Until recently, an annual event at the Pioneer Bar in Sitka, Alaska, commemorating the state’s transfer from Russian control to the United States was known as the “slavery auction.” Going forward, the bar’s owner said Monday, it will be called the “Alaska Day Auction.”

On Sunday morning, the Anchorage chapter of the NAACP issued a press release condemning the name of the charity event due to take place that evening, the Alaska Dispatch News reported. “The connotation of buying and selling people against their will into slavery—that’s nothing to glorify,” chapter president Wanda Laws told the News. “I’d like them to change the name, I’m not asking them to cancel the event.”

The event’s organizer, a local bartender named Rita Ledbetter, said she didn’t see the problem. From the News:

Ledbetter said the event has been happening for almost 30 years and is held at the Pioneer Bar, the well-known Sitka watering hole where she works. People auction off two hours of their time to do yard work or other chores, she said.
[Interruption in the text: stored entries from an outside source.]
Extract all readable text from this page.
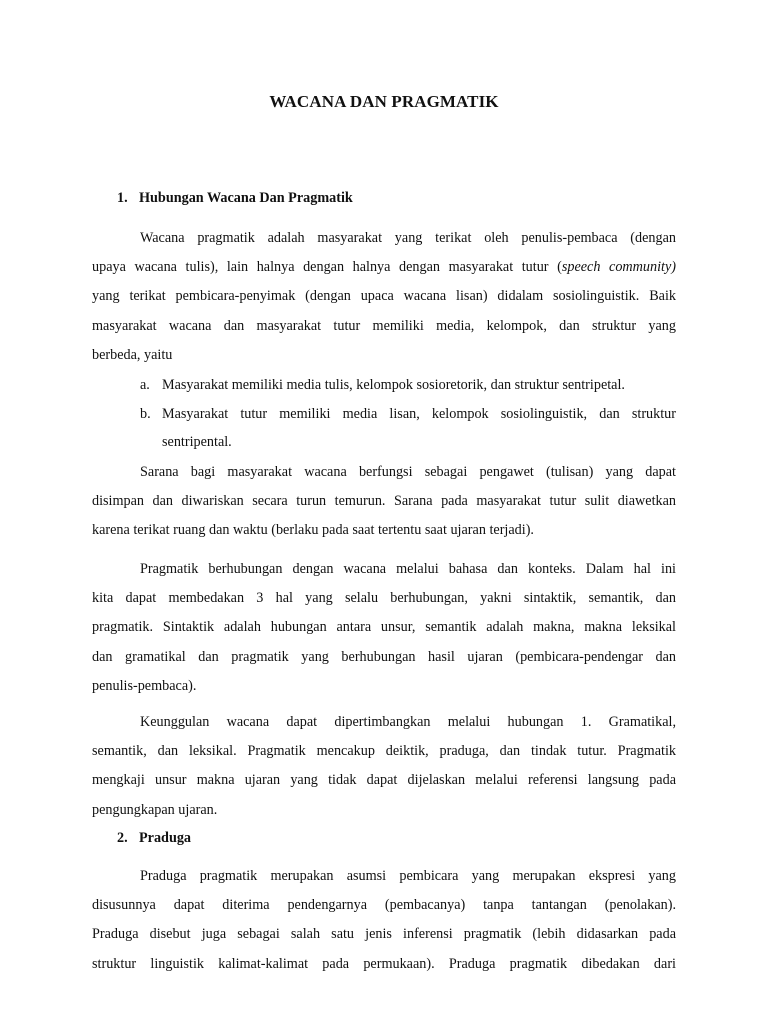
WACANA DAN PRAGMATIK
1. Hubungan Wacana Dan Pragmatik
Wacana pragmatik adalah masyarakat yang terikat oleh penulis-pembaca (dengan
upaya wacana tulis), lain halnya dengan halnya dengan masyarakat tutur (speech community)
yang terikat pembicara-penyimak (dengan upaca wacana lisan) didalam sosiolinguistik. Baik
masyarakat wacana dan masyarakat tutur memiliki media, kelompok, dan struktur yang
berbeda, yaitu
a. Masyarakat memiliki media tulis, kelompok sosioretorik, dan struktur sentripetal.
b. Masyarakat tutur memiliki media lisan, kelompok sosiolinguistik, dan struktur
sentripental.
Sarana bagi masyarakat wacana berfungsi sebagai pengawet (tulisan) yang dapat
disimpan dan diwariskan secara turun temurun. Sarana pada masyarakat tutur sulit diawetkan
karena terikat ruang dan waktu (berlaku pada saat tertentu saat ujaran terjadi).
Pragmatik berhubungan dengan wacana melalui bahasa dan konteks. Dalam hal ini
kita dapat membedakan 3 hal yang selalu berhubungan, yakni sintaktik, semantik, dan
pragmatik. Sintaktik adalah hubungan antara unsur, semantik adalah makna, makna leksikal
dan gramatikal dan pragmatik yang berhubungan hasil ujaran (pembicara-pendengar dan
penulis-pembaca).
Keunggulan wacana dapat dipertimbangkan melalui hubungan 1. Gramatikal,
semantik, dan leksikal. Pragmatik mencakup deiktik, praduga, dan tindak tutur. Pragmatik
mengkaji unsur makna ujaran yang tidak dapat dijelaskan melalui referensi langsung pada
pengungkapan ujaran.
2. Praduga
Praduga pragmatik merupakan asumsi pembicara yang merupakan ekspresi yang
disusunnya dapat diterima pendengarnya (pembacanya) tanpa tantangan (penolakan).
Praduga disebut juga sebagai salah satu jenis inferensi pragmatik (lebih didasarkan pada
struktur linguistik kalimat-kalimat pada permukaan). Praduga pragmatik dibedakan dari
The proceeds go to causes such as breast cancer charities and the event has raised as much as $7,000 in the past, Ledbetter said. This year, the money is slated to benefit the Sitka Fire Department. Between 150-200 people typically attend.

The bartender said she organizes it “on her own,” though the committee that puts together the Alaska Day Festival is aware of it.
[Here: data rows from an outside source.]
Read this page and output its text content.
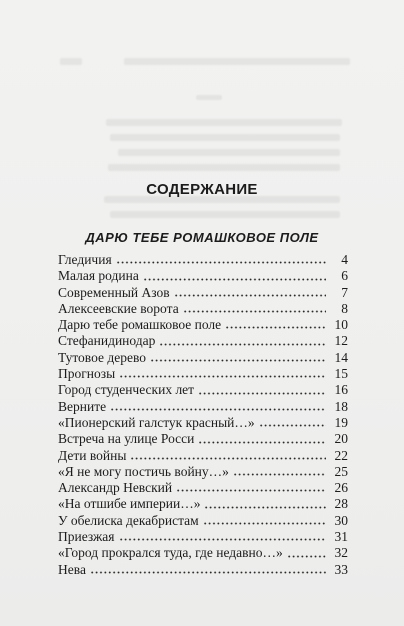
СОДЕРЖАНИЕ
ДАРЮ ТЕБЕ РОМАШКОВОЕ ПОЛЕ
Гледичия	4
Малая родина	6
Современный Азов	7
Алексеевские ворота	8
Дарю тебе ромашковое поле	10
Стефанидинодар	12
Тутовое дерево	14
Прогнозы	15
Город студенческих лет	16
Верните	18
«Пионерский галстук красный…»	19
Встреча на улице Росси	20
Дети войны	22
«Я не могу постичь войну…»	25
Александр Невский	26
«На отшибе империи…»	28
У обелиска декабристам	30
Приезжая	31
«Город прокрался туда, где недавно…»	32
Нева	33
Ledbetter told the News that she didn’t know what the NAACP was. “Tell them to stick their nose back in their own business and leave us alone,” she said.

As it turns out, the “slave auction” replaced another, earlier Alaska Day Festival fundraiser. “We had to get rid of the wet T-shirt contest,” Ledbetter said. “Because of the insurance. And it got wild.”

The event went forward on Sunday, raising $3,000 for the local volunteer fire department, Ledbetter told the Associated Press.

The chairman of the Alaska Day Festival, Ted Allio, told the AP that he thought the whole thing had been blown out of proportion. Russians, Allio said, had enslaved native people living in Sitka before the United States purchased Alaska in 1867. “You don’t hear them yelling” about the name, he said.

The general manager of the Sitka Tribe of Alaska, Lawrence SpottedBird, disagreed. Allio “overstepped on his comments,” SpottedBird said. “There should be basically an apology for using that term.”